Precision and Intelligence Laboratory, Tokyo Institute of Technology, 4259 Nagatsuda Midori-ku, 226-8503 Yokohama Japan.
Neural Netw. 2010 Jan;23(1):20-34. doi: 10.1016/j.neunet.2009.08.002. Epub 2009 Aug 15.
Learning machines that have hierarchical structures or hidden variables are singular statistical models because they are nonidentifiable and their Fisher information matrices are singular. In singular statistical models, neither does the Bayes a posteriori distribution converge to the normal distribution nor does the maximum likelihood estimator satisfy asymptotic normality. This is the main reason that it has been difficult to predict their generalization performance from trained states. In this paper, we study four errors, (1) the Bayes generalization error, (2) the Bayes training error, (3) the Gibbs generalization error, and (4) the Gibbs training error, and prove that there are universal mathematical relations among these errors. The formulas proved in this paper are equations of states in statistical estimation because they hold for any true distribution, any parametric model, and any a priori distribution. Also we show that the Bayes and Gibbs generalization errors can be estimated by Bayes and Gibbs training errors, and we propose widely applicable information criteria that can be applied to both regular and singular statistical models.

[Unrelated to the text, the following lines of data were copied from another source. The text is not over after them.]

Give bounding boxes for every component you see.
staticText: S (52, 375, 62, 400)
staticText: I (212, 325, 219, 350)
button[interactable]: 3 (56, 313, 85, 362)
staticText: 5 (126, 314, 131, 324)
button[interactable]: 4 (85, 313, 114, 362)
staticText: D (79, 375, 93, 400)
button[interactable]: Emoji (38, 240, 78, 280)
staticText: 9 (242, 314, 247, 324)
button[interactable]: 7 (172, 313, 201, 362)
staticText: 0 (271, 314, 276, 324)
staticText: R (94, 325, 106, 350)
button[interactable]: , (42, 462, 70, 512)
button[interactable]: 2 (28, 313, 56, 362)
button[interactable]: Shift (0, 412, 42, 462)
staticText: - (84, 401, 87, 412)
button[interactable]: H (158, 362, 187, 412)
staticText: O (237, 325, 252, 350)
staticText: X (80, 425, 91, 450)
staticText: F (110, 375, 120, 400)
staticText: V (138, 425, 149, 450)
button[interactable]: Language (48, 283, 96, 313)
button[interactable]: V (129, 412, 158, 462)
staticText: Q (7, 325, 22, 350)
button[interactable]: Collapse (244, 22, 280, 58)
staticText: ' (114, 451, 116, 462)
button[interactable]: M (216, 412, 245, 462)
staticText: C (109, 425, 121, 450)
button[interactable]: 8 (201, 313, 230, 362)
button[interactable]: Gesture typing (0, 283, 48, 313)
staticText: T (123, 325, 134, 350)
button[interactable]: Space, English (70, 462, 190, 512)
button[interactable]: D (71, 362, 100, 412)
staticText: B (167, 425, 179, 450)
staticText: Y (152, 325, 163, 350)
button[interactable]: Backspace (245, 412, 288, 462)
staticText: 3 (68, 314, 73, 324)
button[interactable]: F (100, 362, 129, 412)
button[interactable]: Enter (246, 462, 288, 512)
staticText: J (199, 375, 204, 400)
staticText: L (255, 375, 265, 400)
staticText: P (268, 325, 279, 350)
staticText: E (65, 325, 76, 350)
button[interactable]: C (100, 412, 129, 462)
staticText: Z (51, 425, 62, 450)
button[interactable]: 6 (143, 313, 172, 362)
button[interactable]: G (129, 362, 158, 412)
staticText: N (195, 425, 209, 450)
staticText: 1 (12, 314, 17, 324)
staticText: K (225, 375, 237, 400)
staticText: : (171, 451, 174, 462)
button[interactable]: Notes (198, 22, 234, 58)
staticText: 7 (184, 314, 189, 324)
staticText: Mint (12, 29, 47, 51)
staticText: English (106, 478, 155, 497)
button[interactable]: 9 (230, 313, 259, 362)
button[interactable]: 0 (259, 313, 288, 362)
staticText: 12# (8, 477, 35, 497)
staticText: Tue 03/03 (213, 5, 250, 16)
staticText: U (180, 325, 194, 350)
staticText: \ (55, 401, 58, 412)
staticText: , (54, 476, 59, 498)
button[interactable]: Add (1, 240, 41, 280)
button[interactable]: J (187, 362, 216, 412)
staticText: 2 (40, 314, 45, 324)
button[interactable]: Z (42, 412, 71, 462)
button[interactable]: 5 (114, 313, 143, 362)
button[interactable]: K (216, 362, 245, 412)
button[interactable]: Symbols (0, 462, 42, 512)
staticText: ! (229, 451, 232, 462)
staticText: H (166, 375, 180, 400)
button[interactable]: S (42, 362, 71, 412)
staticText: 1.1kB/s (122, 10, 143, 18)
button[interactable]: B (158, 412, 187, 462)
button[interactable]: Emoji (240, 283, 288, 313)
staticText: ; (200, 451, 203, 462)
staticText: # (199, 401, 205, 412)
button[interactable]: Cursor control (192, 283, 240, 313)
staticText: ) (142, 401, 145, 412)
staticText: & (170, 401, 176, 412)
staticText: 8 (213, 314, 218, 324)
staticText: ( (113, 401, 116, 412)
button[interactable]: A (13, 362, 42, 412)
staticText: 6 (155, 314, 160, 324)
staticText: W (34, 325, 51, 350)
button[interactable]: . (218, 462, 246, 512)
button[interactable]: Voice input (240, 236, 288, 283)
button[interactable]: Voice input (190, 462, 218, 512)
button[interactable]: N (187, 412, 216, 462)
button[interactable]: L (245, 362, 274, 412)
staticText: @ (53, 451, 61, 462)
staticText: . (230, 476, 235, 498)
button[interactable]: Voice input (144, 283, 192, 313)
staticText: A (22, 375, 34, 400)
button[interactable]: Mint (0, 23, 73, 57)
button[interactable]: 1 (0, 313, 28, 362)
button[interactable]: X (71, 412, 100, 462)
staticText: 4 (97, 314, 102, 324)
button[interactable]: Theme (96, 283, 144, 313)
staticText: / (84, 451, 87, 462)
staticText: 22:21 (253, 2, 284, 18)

具有层次结构或隐藏变量的学习机器是奇异统计模型,因为它们是不可识别的,并且它们的 Fisher 信息矩阵是奇异的。在奇异统计模型中,贝叶斯后验分布既不会收敛到正态分布,最大似然估计量也不会满足渐近正态性。这就是从训练状态预测其泛化性能一直很困难的主要原因。在本文中,我们研究了四个误差,(1)贝叶斯泛化误差,(2)贝叶斯训练误差,(3)Gibbs 泛化误差,和(4)Gibbs 训练误差,并证明了这些误差之间存在普遍的数学关系。本文证明的公式是统计估计中的状态方程,因为它们适用于任何真实分布、任何参数模型和任何先验分布。此外,我们还表明可以通过贝叶斯和 Gibbs 训练误差来估计贝叶斯和 Gibbs 泛化误差,并提出了可以应用于正则和奇异统计模型的广泛适用的信息准则。